Significant lead time is provided in the rule for the introduction of new cleaner fuel into the marketplace, with engine manufacturers having a phase-in approach between 2007 and 2010. The fuel provision will go into effect in June 2006 and will be phased-in through 2009. The programme also includes additional time for some refiners and special provisions for small refiners.

However, the National Petrochemical and Refiners Association (NPRA) said that the rule was “unworkable in its current form and will result in significant shortages of diesel fuel”. In 1999, the organisation used the same argument against proposed reductions of sulphur levels in petrol (see related story). “The only way to address this fact and to remove the resulting cloud of uncertainty surrounding the rule is to revise it,” the NPRA said. “Accordingly, NPRA will continue to pursue vigorously the legal action it has filed in federal court to require EPA to revise this rule into a more balanced and workable form.
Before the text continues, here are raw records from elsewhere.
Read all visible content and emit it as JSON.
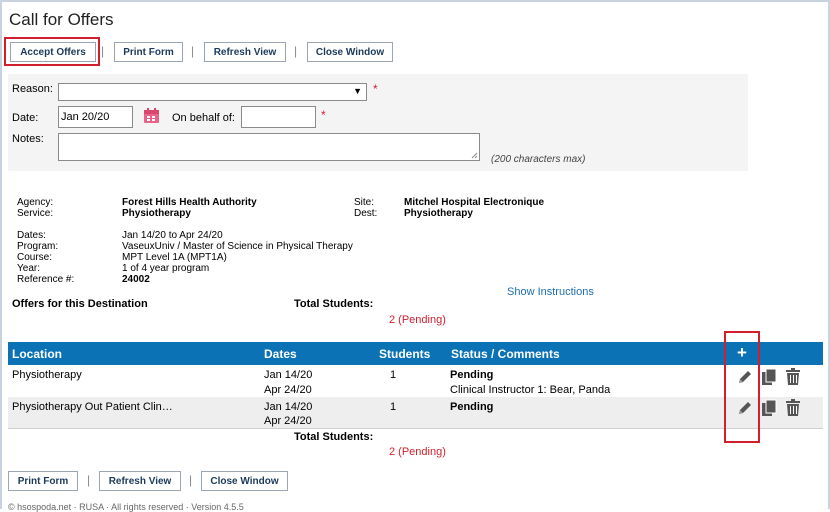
{
  "window": {
    "title": "Call for Offers"
  },
  "toolbar_top": {
    "accept_label": "Accept Offers",
    "print_label": "Print Form",
    "refresh_label": "Refresh View",
    "close_label": "Close Window"
  },
  "form": {
    "reason_label": "Reason:",
    "reason_value": "",
    "date_label": "Date:",
    "date_value": "Jan 20/20",
    "on_behalf_label": "On behalf of:",
    "on_behalf_value": "",
    "notes_label": "Notes:",
    "notes_value": "",
    "notes_max": "(200 characters max)",
    "required_marker": "*"
  },
  "info": {
    "agency_label": "Agency:",
    "agency_value": "Forest Hills Health Authority",
    "service_label": "Service:",
    "service_value": "Physiotherapy",
    "site_label": "Site:",
    "site_value": "Mitchel Hospital Electronique",
    "dest_label": "Dest:",
    "dest_value": "Physiotherapy",
    "dates_label": "Dates:",
    "dates_value": "Jan 14/20 to Apr 24/20",
    "program_label": "Program:",
    "program_value": "VaseuxUniv / Master of Science in Physical Therapy",
    "course_label": "Course:",
    "course_value": "MPT Level 1A  (MPT1A)",
    "year_label": "Year:",
    "year_value": "1 of 4 year program",
    "reference_label": "Reference #:",
    "reference_value": "24002"
  },
  "offers": {
    "heading": "Offers for this Destination",
    "total_label": "Total Students:",
    "total_value": "2 (Pending)",
    "show_instructions": "Show Instructions"
  },
  "table": {
    "headers": {
      "location": "Location",
      "dates": "Dates",
      "students": "Students",
      "status": "Status / Comments",
      "add": "+"
    },
    "rows": [
      {
        "location": "Physiotherapy",
        "date_start": "Jan 14/20",
        "date_end": "Apr 24/20",
        "students": "1",
        "status": "Pending",
        "comment": "Clinical Instructor 1: Bear, Panda"
      },
      {
        "location": "Physiotherapy Out Patient Clin…",
        "date_start": "Jan 14/20",
        "date_end": "Apr 24/20",
        "students": "1",
        "status": "Pending",
        "comment": ""
      }
    ],
    "total_label": "Total Students:",
    "total_value": "2 (Pending)"
  },
  "toolbar_bottom": {
    "print_label": "Print Form",
    "refresh_label": "Refresh View",
    "close_label": "Close Window",
    "separator": "|"
  },
  "footer": {
    "text": "© hsospoda.net · RUSA · All rights reserved · Version 4.5.5"
  },
  "colors": {
    "header_blue": "#0b72b5",
    "required_red": "#d11f2b",
    "link_blue": "#1d6ea8",
    "calendar_pink": "#e8628a"
  },
  "icons": [
    "calendar-icon",
    "plus-icon",
    "pencil-icon",
    "copy-icon",
    "trash-icon"
  ]
}
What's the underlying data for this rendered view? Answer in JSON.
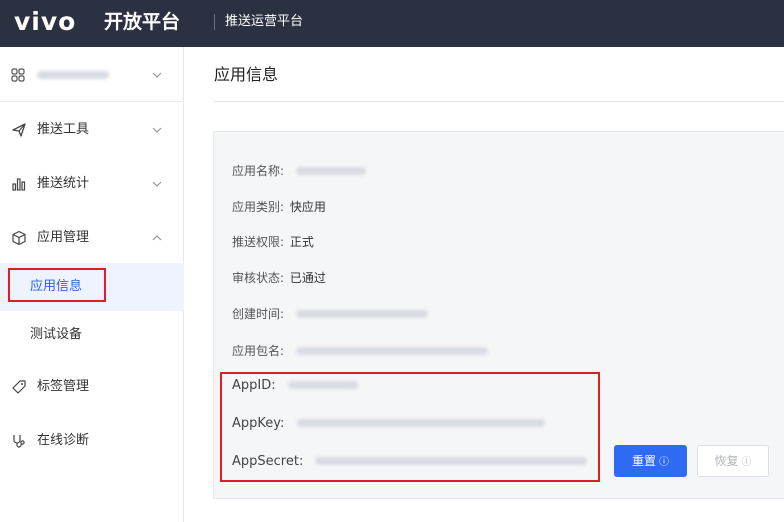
{
  "header": {
    "logo": "vivo",
    "platform": "开放平台",
    "subtitle": "推送运营平台",
    "background": "#2b3140"
  },
  "sidebar": {
    "app_selector": {
      "icon": "grid-icon"
    },
    "items": [
      {
        "label": "推送工具",
        "icon": "send-icon"
      },
      {
        "label": "推送统计",
        "icon": "bar-chart-icon"
      },
      {
        "label": "应用管理",
        "icon": "cube-icon",
        "expanded": true
      },
      {
        "label": "标签管理",
        "icon": "tag-icon"
      },
      {
        "label": "在线诊断",
        "icon": "stethoscope-icon"
      }
    ],
    "sub_items": [
      {
        "label": "应用信息",
        "active": true
      },
      {
        "label": "测试设备"
      }
    ]
  },
  "main": {
    "title": "应用信息",
    "fields": [
      {
        "label": "应用名称:",
        "value": ""
      },
      {
        "label": "应用类别:",
        "value": "快应用"
      },
      {
        "label": "推送权限:",
        "value": "正式"
      },
      {
        "label": "审核状态:",
        "value": "已通过"
      },
      {
        "label": "创建时间:",
        "value": ""
      },
      {
        "label": "应用包名:",
        "value": ""
      },
      {
        "label": "AppID:",
        "value": ""
      },
      {
        "label": "AppKey:",
        "value": ""
      },
      {
        "label": "AppSecret:",
        "value": ""
      }
    ],
    "buttons": {
      "reset": "重置",
      "restore": "恢复"
    }
  },
  "colors": {
    "accent": "#2f6bf2",
    "highlight_box": "#e11d24",
    "active_text": "#2b62e3"
  }
}
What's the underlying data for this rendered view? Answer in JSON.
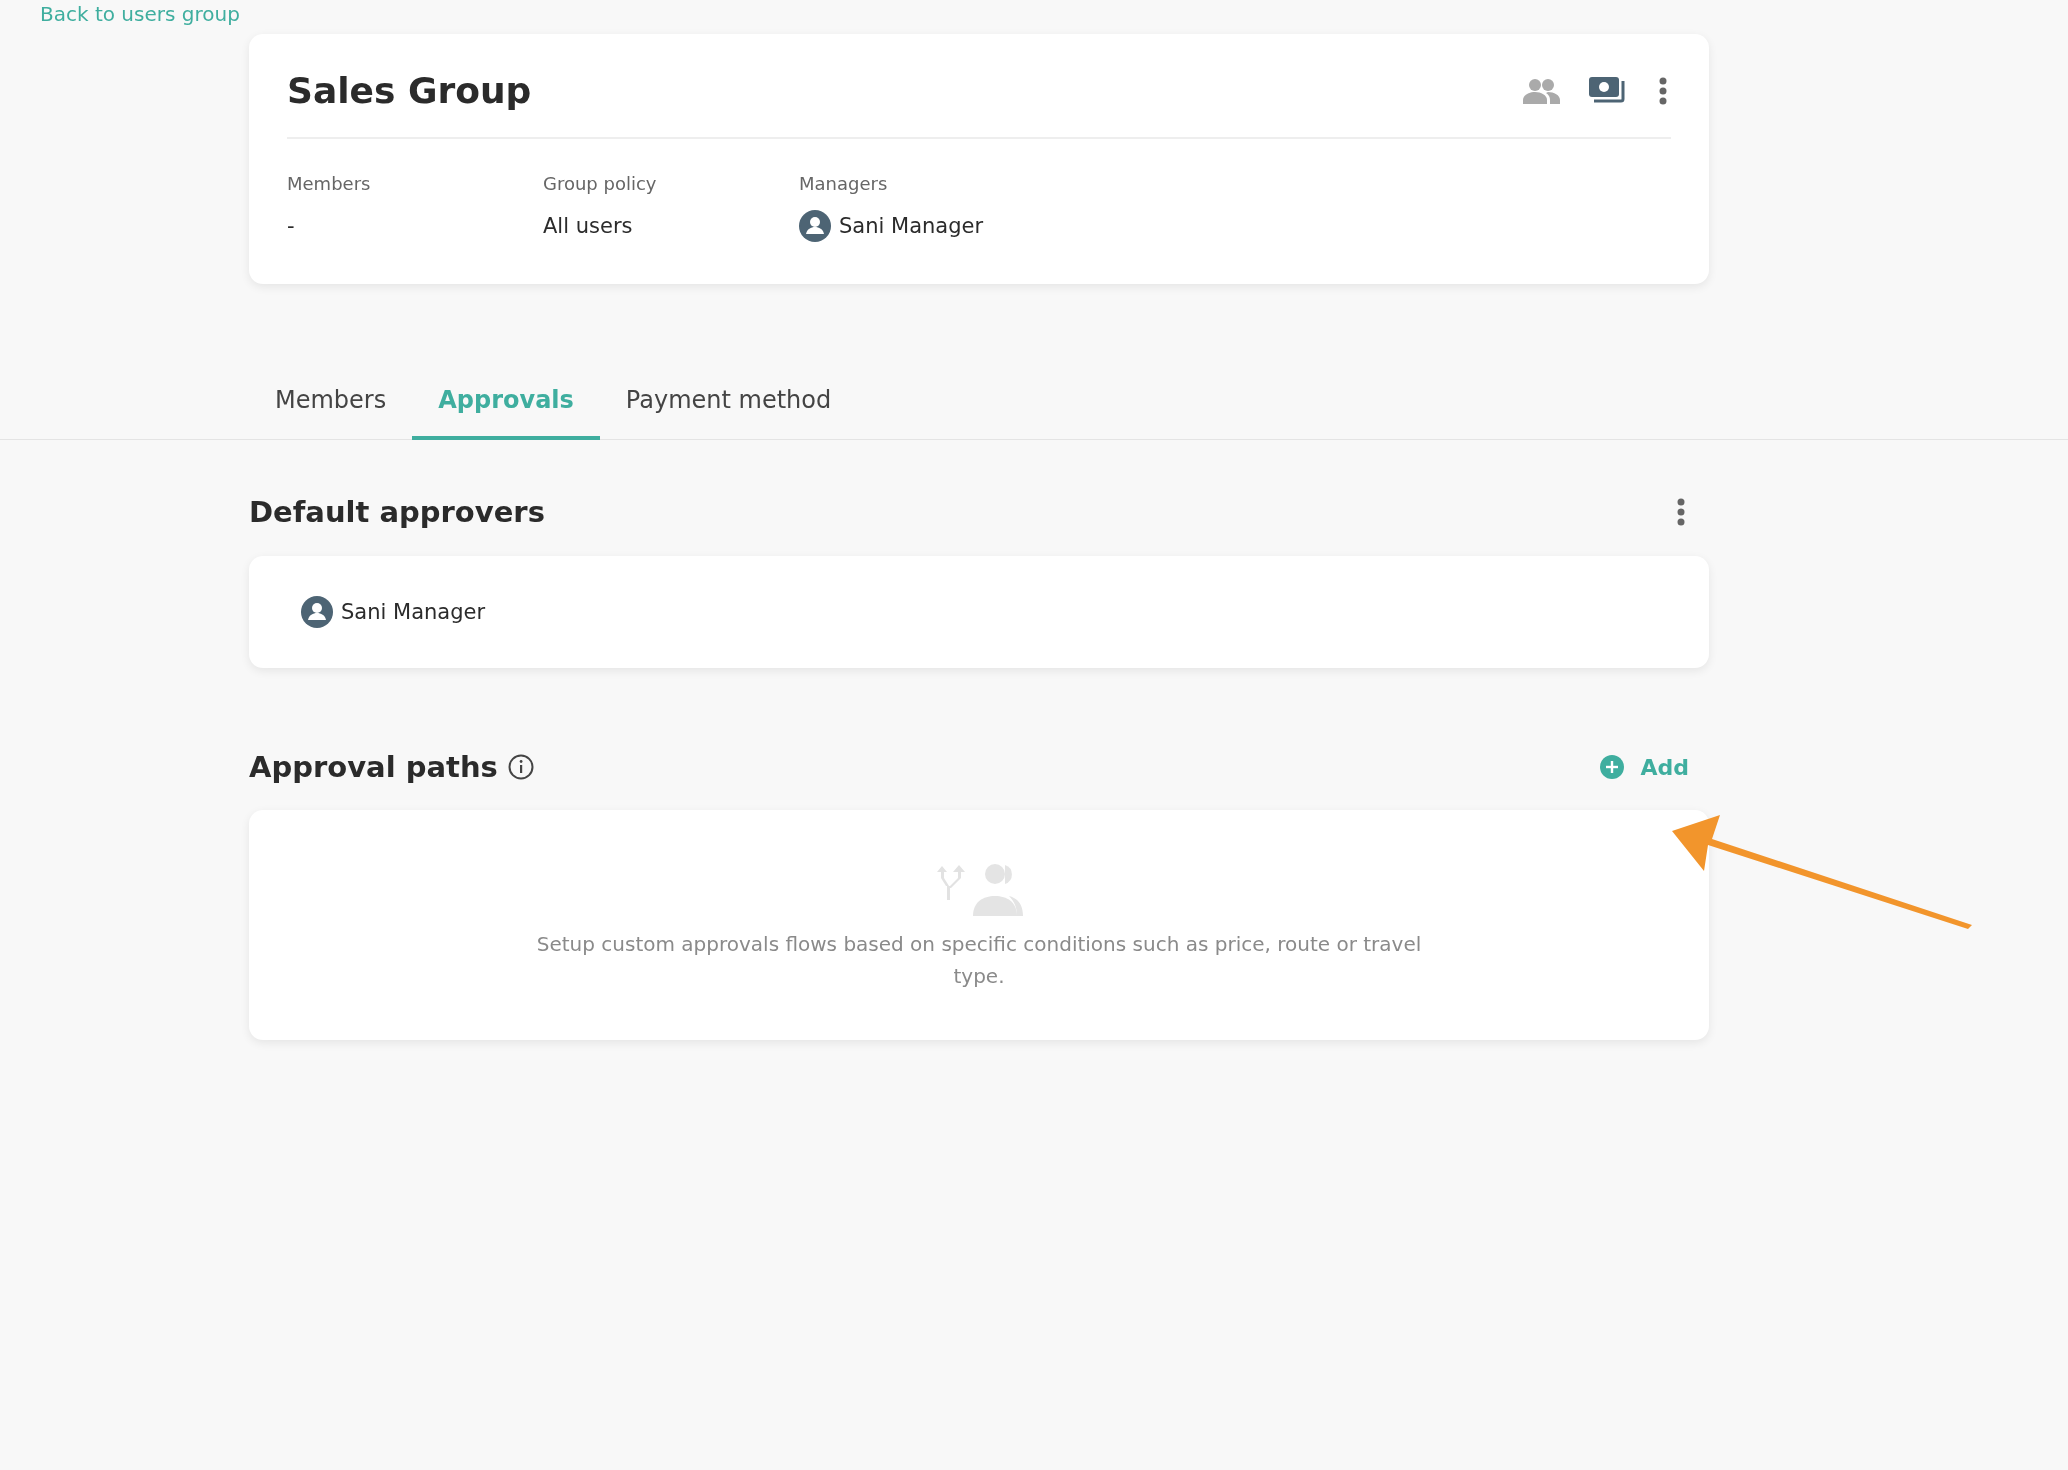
{
  "back_link": {
    "label": "Back to users group"
  },
  "group": {
    "title": "Sales Group",
    "fields": [
      {
        "kind": "text",
        "label": "Members",
        "value": "-"
      },
      {
        "kind": "text",
        "label": "Group policy",
        "value": "All users"
      },
      {
        "kind": "person",
        "label": "Managers",
        "value": "Sani Manager"
      }
    ]
  },
  "tabs": [
    {
      "label": "Members",
      "selected": false
    },
    {
      "label": "Approvals",
      "selected": true
    },
    {
      "label": "Payment method",
      "selected": false
    }
  ],
  "default_approvers": {
    "title": "Default approvers",
    "approvers": [
      "Sani Manager"
    ]
  },
  "approval_paths": {
    "title": "Approval paths",
    "add_label": "Add",
    "empty_text": "Setup custom approvals flows based on specific conditions such as price, route or travel type."
  }
}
We expect others to join that litigation in the near future.”

“The Bush Administration is determined that this action not be delayed in order to protect public health and the environment,” Whitman said, announcing the proposal as a rule. “I look forward to working with state and local governments to meet their air quality goals as well as with citizens and businesses to ensure that diesel trucks and buses remain a viable and important part of the nation’s economy.”